Choose your execution engine (in-memory/in-database)

amphi-ai / amphi-etl

Visual Data Transformation with Python Code Generation. Low-Code Python-based ETL.

https://amphi.ai

Other

908 stars 44 forks source link

Choose your execution engine (in-memory/in-database) #15

Open simonaubertbd opened 5 months ago

simonaubertbd commented 5 months ago

Hello,

A dreamt feature would be the ability to choose the execution engine. Some dataprep/etl tools have it (like Alteryx or Dataiku). That means two possibilities :

in-memory when the tool retrieve the data on its machine and treats along the differents steps and write. -in-database where data stay in the database and the tool only send sql queries to proceed the different steps. It allows very big volume in a very small time, and does not depend of the resource of the etl machine.

This is hard to develop of course but I think this has definitely this place on the roadmap.

Best regards,

Simon

tgourdel commented 5 months ago

Thanks, definitely on my radar!
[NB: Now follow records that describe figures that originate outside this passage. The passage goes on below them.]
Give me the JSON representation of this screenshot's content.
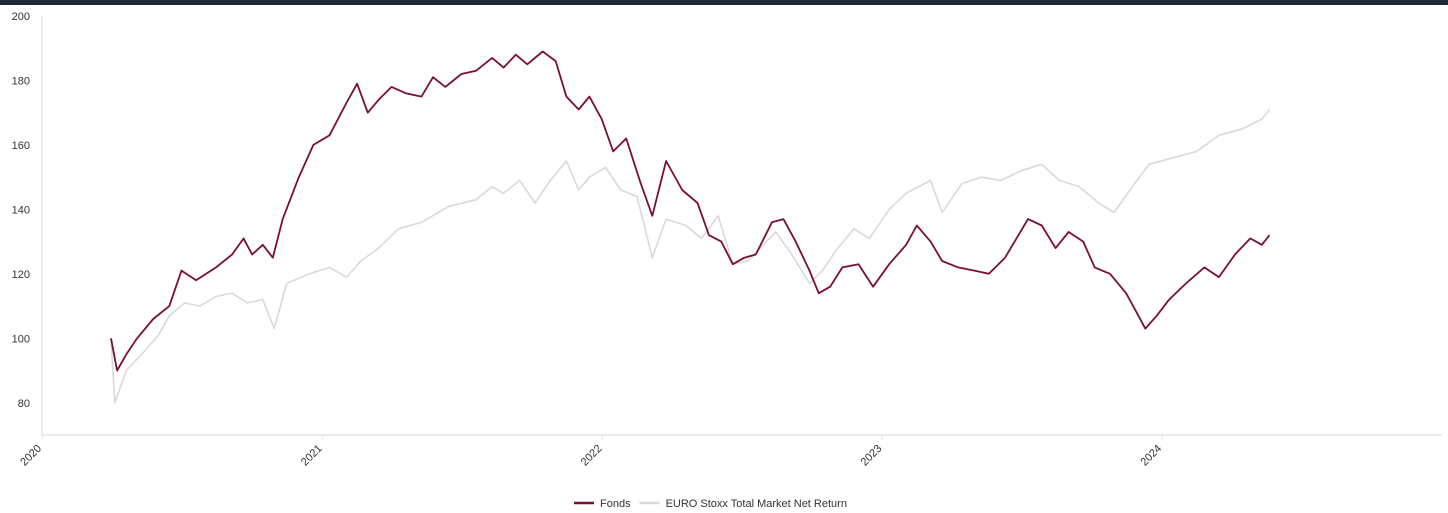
{
  "chart_data": {
    "type": "line",
    "title": "",
    "xlabel": "",
    "ylabel": "",
    "x_ticks": [
      "2020",
      "2021",
      "2022",
      "2023",
      "2024"
    ],
    "y_ticks": [
      80,
      100,
      120,
      140,
      160,
      180,
      200
    ],
    "xlim": [
      "2020-01-01",
      "2024-12-31"
    ],
    "ylim": [
      70,
      200
    ],
    "grid": false,
    "legend_position": "bottom",
    "series": [
      {
        "name": "Fonds",
        "color": "#7a0f2e",
        "points": [
          [
            "2020-03-31",
            100
          ],
          [
            "2020-04-08",
            90
          ],
          [
            "2020-04-20",
            95
          ],
          [
            "2020-05-04",
            100
          ],
          [
            "2020-05-25",
            106
          ],
          [
            "2020-06-15",
            110
          ],
          [
            "2020-07-01",
            121
          ],
          [
            "2020-07-20",
            118
          ],
          [
            "2020-08-15",
            122
          ],
          [
            "2020-09-05",
            126
          ],
          [
            "2020-09-20",
            131
          ],
          [
            "2020-10-01",
            126
          ],
          [
            "2020-10-15",
            129
          ],
          [
            "2020-10-28",
            125
          ],
          [
            "2020-11-10",
            137
          ],
          [
            "2020-12-01",
            150
          ],
          [
            "2020-12-20",
            160
          ],
          [
            "2021-01-10",
            163
          ],
          [
            "2021-02-01",
            173
          ],
          [
            "2021-02-15",
            179
          ],
          [
            "2021-03-01",
            170
          ],
          [
            "2021-03-15",
            174
          ],
          [
            "2021-04-01",
            178
          ],
          [
            "2021-04-20",
            176
          ],
          [
            "2021-05-10",
            175
          ],
          [
            "2021-05-25",
            181
          ],
          [
            "2021-06-10",
            178
          ],
          [
            "2021-07-01",
            182
          ],
          [
            "2021-07-20",
            183
          ],
          [
            "2021-08-10",
            187
          ],
          [
            "2021-08-25",
            184
          ],
          [
            "2021-09-10",
            188
          ],
          [
            "2021-09-25",
            185
          ],
          [
            "2021-10-15",
            189
          ],
          [
            "2021-11-01",
            186
          ],
          [
            "2021-11-15",
            175
          ],
          [
            "2021-12-01",
            171
          ],
          [
            "2021-12-15",
            175
          ],
          [
            "2021-12-31",
            168
          ],
          [
            "2022-01-15",
            158
          ],
          [
            "2022-02-01",
            162
          ],
          [
            "2022-02-20",
            148
          ],
          [
            "2022-03-07",
            138
          ],
          [
            "2022-03-25",
            155
          ],
          [
            "2022-04-15",
            146
          ],
          [
            "2022-05-05",
            142
          ],
          [
            "2022-05-20",
            132
          ],
          [
            "2022-06-05",
            130
          ],
          [
            "2022-06-20",
            123
          ],
          [
            "2022-07-05",
            125
          ],
          [
            "2022-07-20",
            126
          ],
          [
            "2022-08-10",
            136
          ],
          [
            "2022-08-25",
            137
          ],
          [
            "2022-09-10",
            130
          ],
          [
            "2022-09-28",
            121
          ],
          [
            "2022-10-10",
            114
          ],
          [
            "2022-10-25",
            116
          ],
          [
            "2022-11-10",
            122
          ],
          [
            "2022-12-01",
            123
          ],
          [
            "2022-12-20",
            116
          ],
          [
            "2023-01-10",
            123
          ],
          [
            "2023-02-01",
            129
          ],
          [
            "2023-02-15",
            135
          ],
          [
            "2023-03-05",
            130
          ],
          [
            "2023-03-20",
            124
          ],
          [
            "2023-04-10",
            122
          ],
          [
            "2023-05-01",
            121
          ],
          [
            "2023-05-20",
            120
          ],
          [
            "2023-06-10",
            125
          ],
          [
            "2023-06-25",
            131
          ],
          [
            "2023-07-10",
            137
          ],
          [
            "2023-07-28",
            135
          ],
          [
            "2023-08-15",
            128
          ],
          [
            "2023-09-01",
            133
          ],
          [
            "2023-09-20",
            130
          ],
          [
            "2023-10-05",
            122
          ],
          [
            "2023-10-25",
            120
          ],
          [
            "2023-11-15",
            114
          ],
          [
            "2023-12-01",
            107
          ],
          [
            "2023-12-10",
            103
          ],
          [
            "2023-12-25",
            107
          ],
          [
            "2024-01-10",
            112
          ],
          [
            "2024-02-01",
            117
          ],
          [
            "2024-02-25",
            122
          ],
          [
            "2024-03-15",
            119
          ],
          [
            "2024-04-05",
            126
          ],
          [
            "2024-04-25",
            131
          ],
          [
            "2024-05-10",
            129
          ],
          [
            "2024-05-20",
            132
          ]
        ]
      },
      {
        "name": "EURO Stoxx Total Market Net Return",
        "color": "#d9d9d9",
        "points": [
          [
            "2020-03-31",
            100
          ],
          [
            "2020-04-05",
            80
          ],
          [
            "2020-04-20",
            90
          ],
          [
            "2020-05-10",
            95
          ],
          [
            "2020-06-01",
            101
          ],
          [
            "2020-06-15",
            107
          ],
          [
            "2020-07-05",
            111
          ],
          [
            "2020-07-25",
            110
          ],
          [
            "2020-08-15",
            113
          ],
          [
            "2020-09-05",
            114
          ],
          [
            "2020-09-25",
            111
          ],
          [
            "2020-10-15",
            112
          ],
          [
            "2020-10-30",
            103
          ],
          [
            "2020-11-15",
            117
          ],
          [
            "2020-12-15",
            120
          ],
          [
            "2021-01-10",
            122
          ],
          [
            "2021-02-01",
            119
          ],
          [
            "2021-02-20",
            124
          ],
          [
            "2021-03-15",
            128
          ],
          [
            "2021-04-10",
            134
          ],
          [
            "2021-05-10",
            136
          ],
          [
            "2021-06-15",
            141
          ],
          [
            "2021-07-20",
            143
          ],
          [
            "2021-08-10",
            147
          ],
          [
            "2021-08-25",
            145
          ],
          [
            "2021-09-15",
            149
          ],
          [
            "2021-10-05",
            142
          ],
          [
            "2021-10-25",
            149
          ],
          [
            "2021-11-15",
            155
          ],
          [
            "2021-12-01",
            146
          ],
          [
            "2021-12-15",
            150
          ],
          [
            "2022-01-05",
            153
          ],
          [
            "2022-01-25",
            146
          ],
          [
            "2022-02-15",
            144
          ],
          [
            "2022-03-07",
            125
          ],
          [
            "2022-03-25",
            137
          ],
          [
            "2022-04-20",
            135
          ],
          [
            "2022-05-10",
            131
          ],
          [
            "2022-06-01",
            138
          ],
          [
            "2022-06-20",
            123
          ],
          [
            "2022-07-10",
            124
          ],
          [
            "2022-08-15",
            133
          ],
          [
            "2022-09-05",
            126
          ],
          [
            "2022-09-28",
            117
          ],
          [
            "2022-10-15",
            121
          ],
          [
            "2022-11-01",
            127
          ],
          [
            "2022-11-25",
            134
          ],
          [
            "2022-12-15",
            131
          ],
          [
            "2023-01-10",
            140
          ],
          [
            "2023-02-01",
            145
          ],
          [
            "2023-03-05",
            149
          ],
          [
            "2023-03-20",
            139
          ],
          [
            "2023-04-15",
            148
          ],
          [
            "2023-05-10",
            150
          ],
          [
            "2023-06-05",
            149
          ],
          [
            "2023-07-01",
            152
          ],
          [
            "2023-07-28",
            154
          ],
          [
            "2023-08-20",
            149
          ],
          [
            "2023-09-15",
            147
          ],
          [
            "2023-10-10",
            142
          ],
          [
            "2023-10-30",
            139
          ],
          [
            "2023-11-20",
            146
          ],
          [
            "2023-12-15",
            154
          ],
          [
            "2024-01-15",
            156
          ],
          [
            "2024-02-15",
            158
          ],
          [
            "2024-03-15",
            163
          ],
          [
            "2024-04-15",
            165
          ],
          [
            "2024-05-10",
            168
          ],
          [
            "2024-05-20",
            171
          ]
        ]
      }
    ]
  }
}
I'm particularly looking at https://github.com/ibis-project/ibis to enable this.

simonaubertbd commented 2 months ago

@tgourdel From what I know there are two major philosophies: -distinguished tools between the "default" in-memory engine and the "in-database" engine (Alteryx Designer on Premise... but all in-in engine have the same tools, with a few exceptions to write code in pyspark, this kind of stuff) -same tools and a menu to choose the execution engine, either on each tool (Dataiku), either globally (Alteryx Cloud)
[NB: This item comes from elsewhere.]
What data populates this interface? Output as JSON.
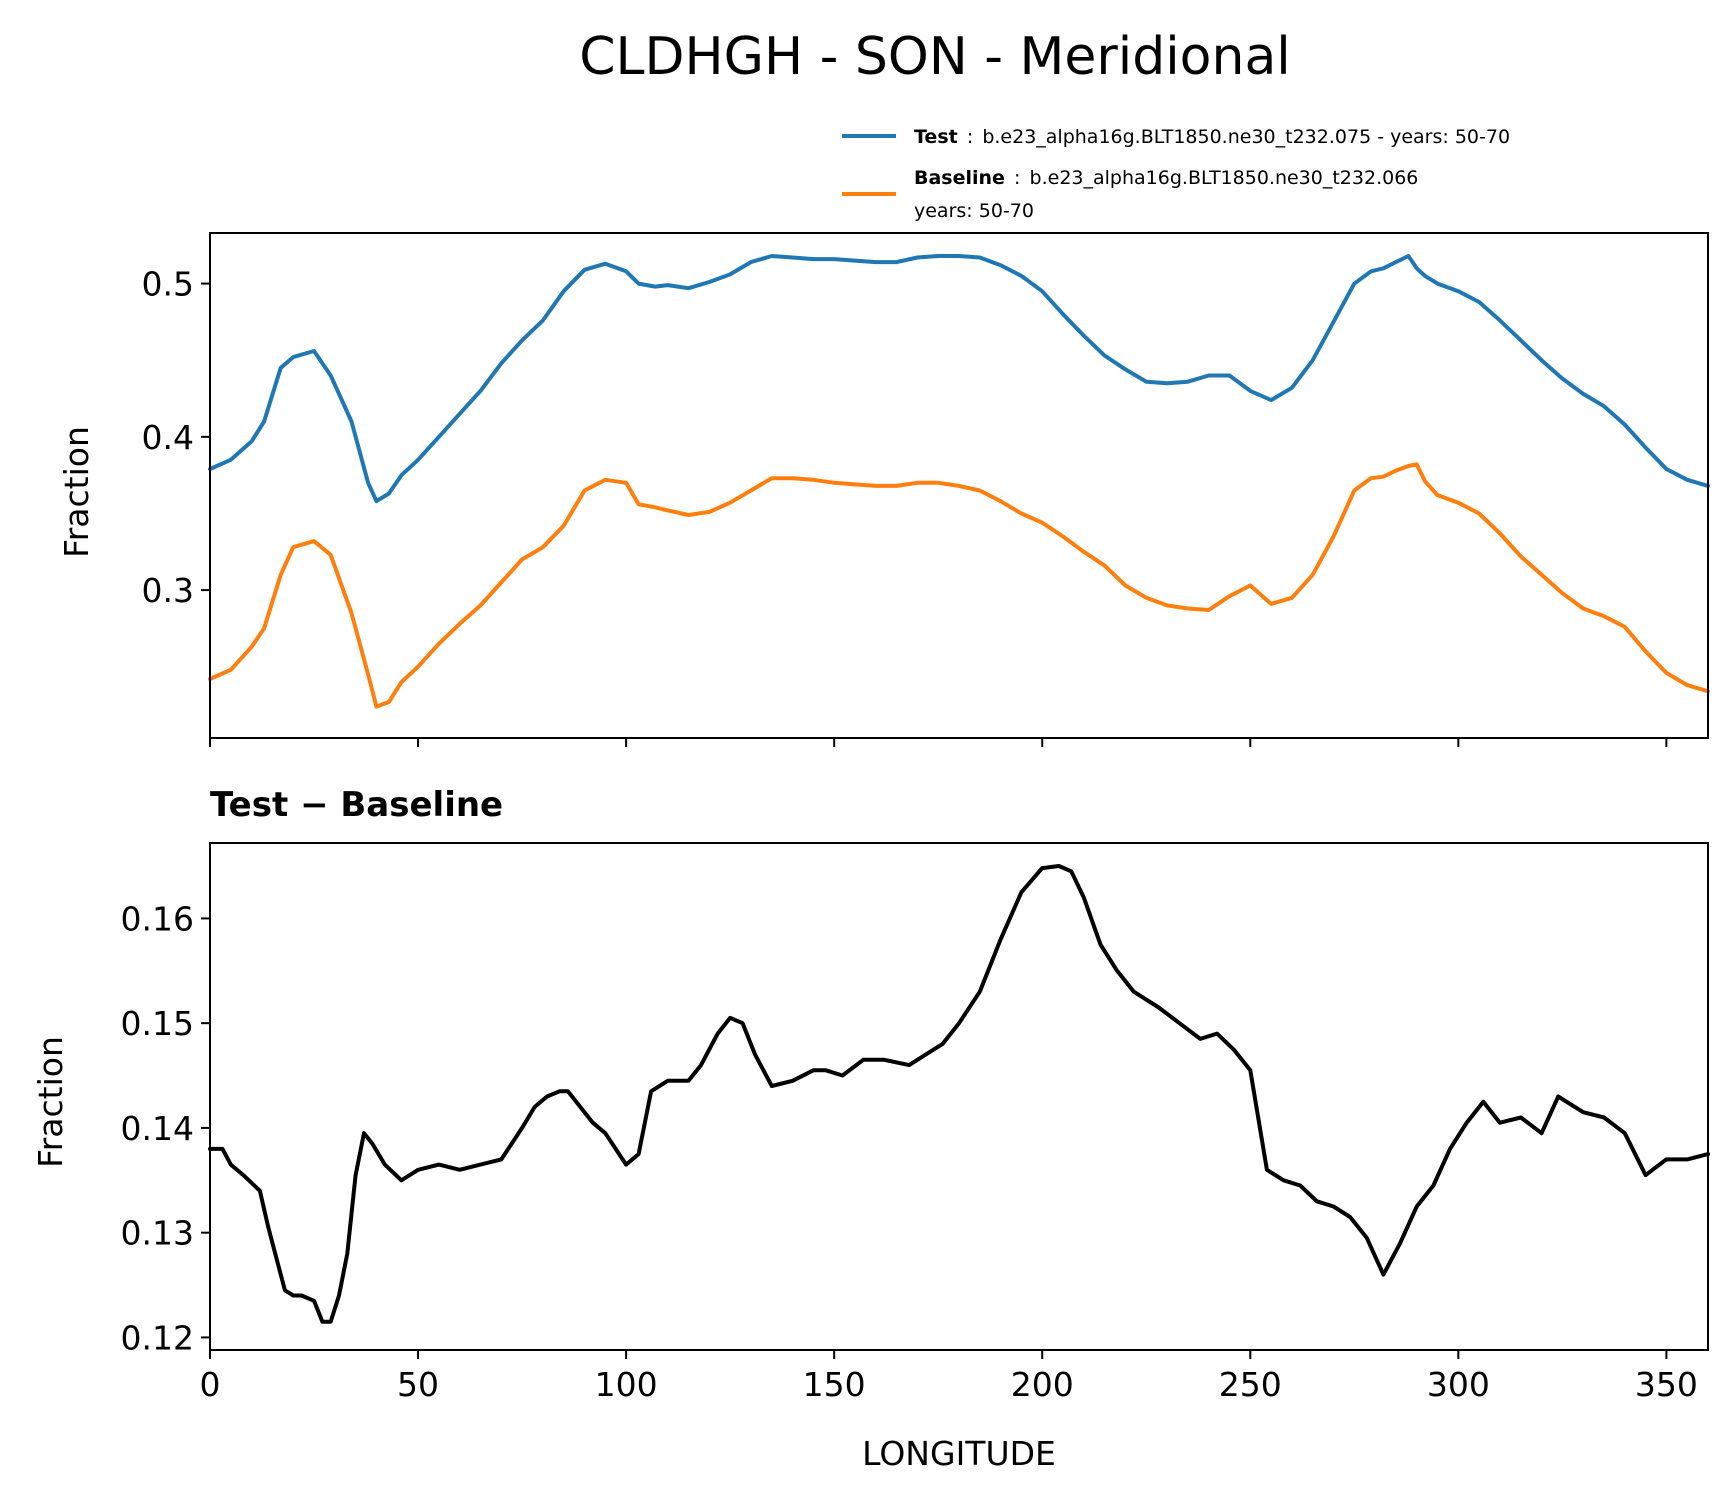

If the second one seems promising ("hey, it's transparent for user, he just have to switch the engine" while must of the functions just exist with the default engine), I prefer the first solution because it's more understandable for the user, easier for maintenance, allow mix of in-memory and in-database tools with "interface" between.
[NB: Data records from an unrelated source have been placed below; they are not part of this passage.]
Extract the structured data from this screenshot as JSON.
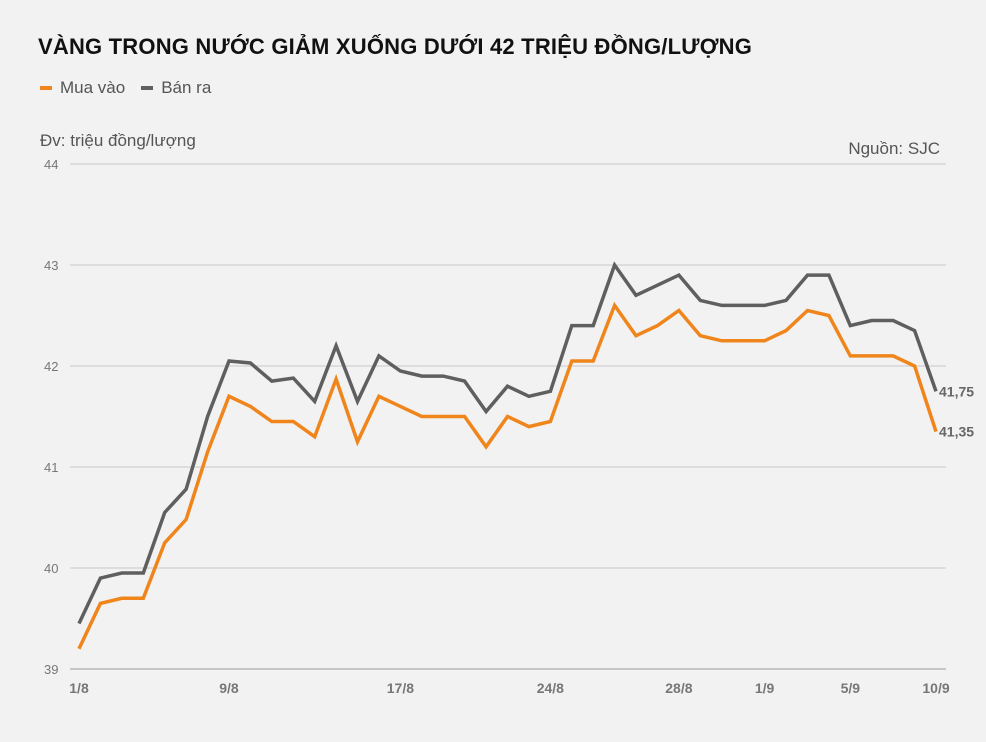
{
  "title": "VÀNG TRONG NƯỚC GIẢM XUỐNG DƯỚI 42 TRIỆU ĐỒNG/LƯỢNG",
  "unit": "Đv: triệu đồng/lượng",
  "source": "Nguồn: SJC",
  "colors": {
    "buy": "#f0851c",
    "sell": "#5f5f5f",
    "grid": "#c8c8c8"
  },
  "chart_data": {
    "type": "line",
    "title": "VÀNG TRONG NƯỚC GIẢM XUỐNG DƯỚI 42 TRIỆU ĐỒNG/LƯỢNG",
    "ylabel": "Đv: triệu đồng/lượng",
    "ylim": [
      39,
      44
    ],
    "yticks": [
      "39",
      "40",
      "41",
      "42",
      "43",
      "44"
    ],
    "xticks": [
      {
        "index": 0,
        "label": "1/8"
      },
      {
        "index": 7,
        "label": "9/8"
      },
      {
        "index": 15,
        "label": "17/8"
      },
      {
        "index": 22,
        "label": "24/8"
      },
      {
        "index": 28,
        "label": "28/8"
      },
      {
        "index": 32,
        "label": "1/9"
      },
      {
        "index": 36,
        "label": "5/9"
      },
      {
        "index": 40,
        "label": "10/9"
      }
    ],
    "grid": true,
    "legend": "top-left",
    "series": [
      {
        "name": "Mua vào",
        "color": "#f0851c",
        "values": [
          39.2,
          39.65,
          39.7,
          39.7,
          40.25,
          40.48,
          41.15,
          41.7,
          41.6,
          41.45,
          41.45,
          41.3,
          41.87,
          41.25,
          41.7,
          41.6,
          41.5,
          41.5,
          41.5,
          41.2,
          41.5,
          41.4,
          41.45,
          42.05,
          42.05,
          42.6,
          42.3,
          42.4,
          42.55,
          42.3,
          42.25,
          42.25,
          42.25,
          42.35,
          42.55,
          42.5,
          42.1,
          42.1,
          42.1,
          42.0,
          41.35
        ],
        "end_label": "41,35"
      },
      {
        "name": "Bán ra",
        "color": "#5f5f5f",
        "values": [
          39.45,
          39.9,
          39.95,
          39.95,
          40.55,
          40.78,
          41.5,
          42.05,
          42.03,
          41.85,
          41.88,
          41.65,
          42.2,
          41.65,
          42.1,
          41.95,
          41.9,
          41.9,
          41.85,
          41.55,
          41.8,
          41.7,
          41.75,
          42.4,
          42.4,
          43.0,
          42.7,
          42.8,
          42.9,
          42.65,
          42.6,
          42.6,
          42.6,
          42.65,
          42.9,
          42.9,
          42.4,
          42.45,
          42.45,
          42.35,
          41.75
        ],
        "end_label": "41,75"
      }
    ]
  }
}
For reference, the dedicated in-database tools existing on Alteryx, the data stream in and out allows the bridge between the engines part.

Best regards,

Simon

simonaubertbd commented 2 months ago

@tgourdel Also : this tools are just here to build a query that is passed on the write-data in-db, the browse and the data stream out so it's not that hard to develop

E.g : this workflow

will create a table with this query

 SELECT "Couleur", COUNT(*) AS "Count" FROM
          (SELECT "Couleur", "Nom_Produit" FROM
                (SELECT * FROM 
                        (select "bd_market"."articles".* from "bd_market"."articles")
                AS "a" WHERE "Classe" IS NOT NULL)
           AS "a") 
AS "a" GROUP BY "Couleur"

As you can see, it's nested for each tool, so pretty easy to do. It may not be optimized but as a first approach, it works well.